Apathetic Sarah adopts a Donnelly-esque approach to the teaching of literacy and English more generally, but more elegantly and persuasively than Kevin usually manages, so she must have learnt something at school.
Will Wilkinson plays the Milton Friedman card in arguing for a more open US immigration policy (sans social welfare entitlements – he must have been taking notes from John Howard’s wildly successful refugee visa policies).
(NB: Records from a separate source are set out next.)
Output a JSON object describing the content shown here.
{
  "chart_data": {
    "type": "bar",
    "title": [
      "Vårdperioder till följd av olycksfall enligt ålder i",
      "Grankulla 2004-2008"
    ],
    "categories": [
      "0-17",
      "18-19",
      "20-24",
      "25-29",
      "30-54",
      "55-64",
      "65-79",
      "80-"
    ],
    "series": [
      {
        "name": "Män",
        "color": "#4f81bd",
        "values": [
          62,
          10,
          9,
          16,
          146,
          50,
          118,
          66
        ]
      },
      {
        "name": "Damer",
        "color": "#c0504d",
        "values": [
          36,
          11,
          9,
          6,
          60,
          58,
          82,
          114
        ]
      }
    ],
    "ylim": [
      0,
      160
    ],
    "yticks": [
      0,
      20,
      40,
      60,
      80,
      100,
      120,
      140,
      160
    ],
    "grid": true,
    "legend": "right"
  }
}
Natalie Rothschild at Spiked is keen on an open door policy for Britain as well.11. KP: Australia actually just about has an open door policy these days, what with 457 visas and a large permanent migration program, yet it is generating surprisingly little public or pundit attention. [↩]
Dale wonders whether the Internet causes brain rot or degrades writing style.
Jack Balkin examines venerable legal academic Larry Lessig’s noble if quixotic war on corruption and the influence of big money in the US political system
The Audreys – for PC via Stumbling Tumblr
Nabakov reviews film noir parody film, Beat the Devil.
FX Holden argues that Mark Steyn might be a crap RWDB political pundit but he’s still a pretty damn good writer on showbiz and pop culture.
Perry Middlemiss highlights Bryan Appleyard’s suggestion that Shirley Hazzard is “the greatest novelist of the 20th century”.
And a good time was held by all in Shaun’s live blogging of Origin II. Well, I (gilmae) had a good time; I suspect the ‘roaches had a frustrating night.
Norm Geras links to some very clever Sky TV golf/cricket promo clips (that manage to make both sports seem more interesting than they really are).
Tony Tannous belatedly reviews Australia’s weekend soccer loss to Iraq.
Matt looks at the Wallabies lineup for Saturday’s rugby test against Ireland.
“Captain” Watson posts a blueprint for shifting Melbourne Demons AFL team to the Gold Coast.
Snark, strangeness and charm
Marcellous muses about mortality, contract law and Morrisset Mental Hospital in a superbly personal/political post that enters my (KP) short list for Best Blog Posts ’08.
dr faustus reports on interesting results coming out of a long term experiment in bacterial evolution.
Athenian girls who study at the University of the Aegean are Lesbians until Graduation.